Divorce Is The Next Big Social Change Post-Covid

Divorce Is The Next Big Social Change Post-Covid

As lockdown restrictions are eased and travel restrictions are lifted and couples find themselves feeling more secure in their finances and careers, divorce solicitors are bracing for an uplift in demand.

Couples that have struggled through lockdown are emerging from the other end of the pandemic and many are choosing to part ways. This could lead to a temporary spike in divorces. The introduction of the no-fault divorce in April 2022 could also contribute to this uptick in divorce rates.

One of the biggest social changes expected to arise in the coming months and years is an increase in the number of divorcees in their 20s and 30s. Interestingly, one study found that couples that met through online dating apps are 12% more likely to divorce in the first three years of marriage.

What is driving the demand for divorce?

Not all couples relished the opportunity to be cooped up with their other half for more than a year. The loss of social interactions, demands of working from home, and the added pressure of homeschooling their children may have pushed many couples to the edge.

With the outside world effectively shut off and many people either furloughed from their work or forced to adapt to homeworking, inequalities in responsibilities around the home were also laid bare.

And with the world opening up again, many individuals are reflecting on a year spent on the sofa and hoping to make drastic changes in their lives. We could soon see individuals making the most of flexible working arrangements to move out of the centre of cities and enjoy some peace and quiet. Others are looking for a change of career. And many couples are choosing to part ways and explore new romantic avenues.

How will the no-fault divorce impact this?

At present, couples seeking a divorce have to place the blame on one party. They have to satisfy one of five grounds for divorce. These are adultery, unreasonable behaviour, desertion, separation for two years, or separation for five years.

Couples who have decided to call it quits after lockdown pressure pushed their relationship to the edge will have to decide which spouse will take the blame for the breakdown. And only adultery or unreasonable behaviour will allow them to seek a divorce so soon.

But in April 2022, the UK government will introduce the option for a no-fault divorce. This will allow couples to part ways with mutual consent. No spouse will have to take the blame, which is hoped to make the process easier for couples, particularly those with children.

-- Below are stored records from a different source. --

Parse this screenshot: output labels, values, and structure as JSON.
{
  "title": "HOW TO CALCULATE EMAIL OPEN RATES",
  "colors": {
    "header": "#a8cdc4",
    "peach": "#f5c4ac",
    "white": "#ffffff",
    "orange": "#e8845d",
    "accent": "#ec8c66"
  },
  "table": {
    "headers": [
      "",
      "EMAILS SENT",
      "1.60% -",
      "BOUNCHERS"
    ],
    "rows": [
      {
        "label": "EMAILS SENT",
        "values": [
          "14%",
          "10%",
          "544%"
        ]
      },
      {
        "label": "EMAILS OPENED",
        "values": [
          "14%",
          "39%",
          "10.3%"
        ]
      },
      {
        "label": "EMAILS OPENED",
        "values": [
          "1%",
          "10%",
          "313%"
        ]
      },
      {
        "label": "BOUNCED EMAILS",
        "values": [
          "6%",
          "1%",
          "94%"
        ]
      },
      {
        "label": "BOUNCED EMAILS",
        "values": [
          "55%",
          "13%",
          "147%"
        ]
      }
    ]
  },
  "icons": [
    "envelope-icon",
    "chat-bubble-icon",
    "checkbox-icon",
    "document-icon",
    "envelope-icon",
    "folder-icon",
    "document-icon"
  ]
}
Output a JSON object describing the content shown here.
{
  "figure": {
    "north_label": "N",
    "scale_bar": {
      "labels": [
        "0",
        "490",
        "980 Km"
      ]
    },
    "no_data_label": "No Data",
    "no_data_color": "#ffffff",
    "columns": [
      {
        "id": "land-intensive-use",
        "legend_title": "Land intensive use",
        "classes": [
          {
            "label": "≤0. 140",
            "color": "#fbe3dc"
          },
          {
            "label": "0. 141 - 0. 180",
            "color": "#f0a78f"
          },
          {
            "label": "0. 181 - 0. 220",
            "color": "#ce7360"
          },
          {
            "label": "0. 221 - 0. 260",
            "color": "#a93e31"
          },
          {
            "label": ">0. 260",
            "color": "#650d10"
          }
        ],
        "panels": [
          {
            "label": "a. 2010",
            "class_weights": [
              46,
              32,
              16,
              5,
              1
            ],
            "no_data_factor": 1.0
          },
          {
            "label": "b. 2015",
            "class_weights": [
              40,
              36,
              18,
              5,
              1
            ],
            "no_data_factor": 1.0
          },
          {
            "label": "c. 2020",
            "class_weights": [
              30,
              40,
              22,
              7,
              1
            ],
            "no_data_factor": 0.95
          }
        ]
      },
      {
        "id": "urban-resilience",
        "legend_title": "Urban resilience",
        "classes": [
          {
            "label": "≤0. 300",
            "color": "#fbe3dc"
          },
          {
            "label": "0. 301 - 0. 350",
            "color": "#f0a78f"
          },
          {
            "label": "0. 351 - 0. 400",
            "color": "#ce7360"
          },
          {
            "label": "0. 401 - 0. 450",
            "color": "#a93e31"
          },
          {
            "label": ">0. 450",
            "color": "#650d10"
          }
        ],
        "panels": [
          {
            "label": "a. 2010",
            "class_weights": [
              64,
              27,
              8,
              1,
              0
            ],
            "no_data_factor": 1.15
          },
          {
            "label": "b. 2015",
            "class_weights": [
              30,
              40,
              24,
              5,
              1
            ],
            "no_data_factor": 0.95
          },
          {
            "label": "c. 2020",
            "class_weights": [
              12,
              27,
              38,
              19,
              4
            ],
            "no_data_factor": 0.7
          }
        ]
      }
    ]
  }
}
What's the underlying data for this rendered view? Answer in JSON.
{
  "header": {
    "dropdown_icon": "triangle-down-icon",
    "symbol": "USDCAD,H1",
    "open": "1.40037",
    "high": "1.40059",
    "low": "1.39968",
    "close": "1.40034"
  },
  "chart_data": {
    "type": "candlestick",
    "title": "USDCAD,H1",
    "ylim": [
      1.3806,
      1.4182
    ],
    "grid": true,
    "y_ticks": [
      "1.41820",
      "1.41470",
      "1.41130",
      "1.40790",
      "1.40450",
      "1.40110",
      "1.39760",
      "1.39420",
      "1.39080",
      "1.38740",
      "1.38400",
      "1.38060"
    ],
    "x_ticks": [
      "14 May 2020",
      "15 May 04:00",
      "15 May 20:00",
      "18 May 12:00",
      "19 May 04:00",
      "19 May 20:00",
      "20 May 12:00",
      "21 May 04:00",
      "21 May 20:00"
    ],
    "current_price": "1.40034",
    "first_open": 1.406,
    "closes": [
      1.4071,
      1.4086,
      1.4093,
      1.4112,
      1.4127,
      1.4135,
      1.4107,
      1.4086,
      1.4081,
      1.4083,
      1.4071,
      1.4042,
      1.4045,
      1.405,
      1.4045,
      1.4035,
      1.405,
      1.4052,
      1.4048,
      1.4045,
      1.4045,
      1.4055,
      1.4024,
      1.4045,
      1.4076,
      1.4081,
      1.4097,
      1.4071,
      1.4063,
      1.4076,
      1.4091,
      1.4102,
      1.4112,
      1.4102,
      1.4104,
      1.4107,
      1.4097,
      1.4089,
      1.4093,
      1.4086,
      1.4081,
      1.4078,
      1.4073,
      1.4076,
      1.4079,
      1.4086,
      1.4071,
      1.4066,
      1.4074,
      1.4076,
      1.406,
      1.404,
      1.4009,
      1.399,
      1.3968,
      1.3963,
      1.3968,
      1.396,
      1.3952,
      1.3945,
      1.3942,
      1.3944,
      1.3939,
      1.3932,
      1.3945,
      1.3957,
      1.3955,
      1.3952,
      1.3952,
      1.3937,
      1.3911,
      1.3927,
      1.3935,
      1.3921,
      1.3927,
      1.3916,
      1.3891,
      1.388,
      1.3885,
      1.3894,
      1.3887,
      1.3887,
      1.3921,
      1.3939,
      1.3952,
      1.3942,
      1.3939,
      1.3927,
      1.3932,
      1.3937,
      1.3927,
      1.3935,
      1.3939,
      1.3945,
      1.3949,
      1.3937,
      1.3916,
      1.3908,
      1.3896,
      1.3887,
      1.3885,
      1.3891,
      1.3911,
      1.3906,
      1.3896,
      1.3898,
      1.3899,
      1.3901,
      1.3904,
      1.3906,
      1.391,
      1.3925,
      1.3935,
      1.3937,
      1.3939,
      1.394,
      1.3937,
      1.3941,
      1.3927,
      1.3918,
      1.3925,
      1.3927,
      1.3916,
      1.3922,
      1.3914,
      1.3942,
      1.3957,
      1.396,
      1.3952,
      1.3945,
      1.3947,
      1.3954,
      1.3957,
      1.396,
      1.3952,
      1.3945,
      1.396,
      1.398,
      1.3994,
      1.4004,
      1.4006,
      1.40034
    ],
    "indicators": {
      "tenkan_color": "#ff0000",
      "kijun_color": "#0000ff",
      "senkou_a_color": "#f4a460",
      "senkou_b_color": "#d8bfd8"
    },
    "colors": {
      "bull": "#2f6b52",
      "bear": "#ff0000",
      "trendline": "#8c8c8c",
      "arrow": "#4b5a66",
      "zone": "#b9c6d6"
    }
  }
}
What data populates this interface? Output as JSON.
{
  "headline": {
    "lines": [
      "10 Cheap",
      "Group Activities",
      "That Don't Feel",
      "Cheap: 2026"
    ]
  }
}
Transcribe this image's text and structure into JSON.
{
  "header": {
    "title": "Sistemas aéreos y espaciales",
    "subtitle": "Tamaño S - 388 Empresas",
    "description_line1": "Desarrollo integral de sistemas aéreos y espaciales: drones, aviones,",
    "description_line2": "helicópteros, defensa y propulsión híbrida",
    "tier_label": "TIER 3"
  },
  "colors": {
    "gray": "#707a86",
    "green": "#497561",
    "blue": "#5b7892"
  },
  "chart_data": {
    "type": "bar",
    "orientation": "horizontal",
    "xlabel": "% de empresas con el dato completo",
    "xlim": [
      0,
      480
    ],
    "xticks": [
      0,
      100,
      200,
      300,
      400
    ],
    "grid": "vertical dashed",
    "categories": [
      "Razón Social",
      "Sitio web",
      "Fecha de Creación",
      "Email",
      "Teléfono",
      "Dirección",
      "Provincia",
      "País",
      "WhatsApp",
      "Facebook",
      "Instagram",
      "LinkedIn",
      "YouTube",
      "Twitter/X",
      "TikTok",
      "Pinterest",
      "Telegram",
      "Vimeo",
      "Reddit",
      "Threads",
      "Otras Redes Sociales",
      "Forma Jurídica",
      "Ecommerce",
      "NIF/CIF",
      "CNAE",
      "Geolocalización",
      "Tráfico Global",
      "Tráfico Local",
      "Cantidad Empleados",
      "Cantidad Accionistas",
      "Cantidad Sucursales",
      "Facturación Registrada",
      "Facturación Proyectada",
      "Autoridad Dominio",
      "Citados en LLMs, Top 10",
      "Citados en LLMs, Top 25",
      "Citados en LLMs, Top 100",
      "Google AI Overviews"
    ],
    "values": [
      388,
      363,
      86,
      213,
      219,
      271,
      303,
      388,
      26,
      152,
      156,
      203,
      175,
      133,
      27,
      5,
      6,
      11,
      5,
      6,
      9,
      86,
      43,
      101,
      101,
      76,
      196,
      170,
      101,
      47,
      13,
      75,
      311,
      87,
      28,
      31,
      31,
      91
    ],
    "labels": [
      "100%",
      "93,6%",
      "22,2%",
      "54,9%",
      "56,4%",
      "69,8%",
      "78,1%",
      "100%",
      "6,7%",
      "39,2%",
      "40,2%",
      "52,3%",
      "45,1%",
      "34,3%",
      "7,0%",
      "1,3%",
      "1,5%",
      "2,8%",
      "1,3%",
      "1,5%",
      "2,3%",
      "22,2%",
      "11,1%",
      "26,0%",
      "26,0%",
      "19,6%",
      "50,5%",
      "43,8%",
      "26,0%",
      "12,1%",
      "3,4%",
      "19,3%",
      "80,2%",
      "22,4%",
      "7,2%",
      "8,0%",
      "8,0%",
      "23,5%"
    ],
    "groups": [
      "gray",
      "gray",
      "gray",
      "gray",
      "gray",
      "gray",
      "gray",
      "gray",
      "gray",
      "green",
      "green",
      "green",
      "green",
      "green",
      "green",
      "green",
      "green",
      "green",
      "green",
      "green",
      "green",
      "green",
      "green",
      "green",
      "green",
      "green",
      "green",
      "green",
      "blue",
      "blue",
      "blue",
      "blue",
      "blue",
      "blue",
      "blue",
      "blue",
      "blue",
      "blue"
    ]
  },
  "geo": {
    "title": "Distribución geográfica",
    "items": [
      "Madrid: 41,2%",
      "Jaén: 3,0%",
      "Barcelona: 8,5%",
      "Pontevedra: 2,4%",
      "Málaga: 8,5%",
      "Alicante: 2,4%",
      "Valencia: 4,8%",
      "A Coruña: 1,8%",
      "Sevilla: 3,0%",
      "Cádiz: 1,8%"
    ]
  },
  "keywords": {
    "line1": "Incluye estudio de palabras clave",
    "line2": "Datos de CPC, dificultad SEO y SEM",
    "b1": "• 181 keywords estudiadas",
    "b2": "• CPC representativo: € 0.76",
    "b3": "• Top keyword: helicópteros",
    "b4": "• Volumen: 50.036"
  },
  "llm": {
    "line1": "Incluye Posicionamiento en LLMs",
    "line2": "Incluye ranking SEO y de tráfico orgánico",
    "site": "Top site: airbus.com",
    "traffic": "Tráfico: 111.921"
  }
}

When spouses have to place the blame at the start of the divorce, this can snowball into bigger issues further down the line. Before long, allegations arise that one spouse is not being honest about their financial position and the divorce becomes bitter and drawn out.

But with a no-fault divorce, couples can focus on unpicking their finances and reaching an agreement on childcare arrangements without the spectre of blame hanging over their heads.

Will this speed up the divorce process?

Couples hoping this will allow them to speed up the process of formally breaking ties with their former partner will be sorely disappointed. To help protect the sanctity of marriage, the no-fault divorce will come with a long period of reflection. This time may be used to help couples to reconcile, or to determine how they will manage things like their financial settlement and childcare arrangements.

Other countries that have introduced a no-fault divorce reported a temporary increase in divorce rates that quickly normalised. But with COVID-19 leading to an increase in demand for divorces, we could see this number spike even higher.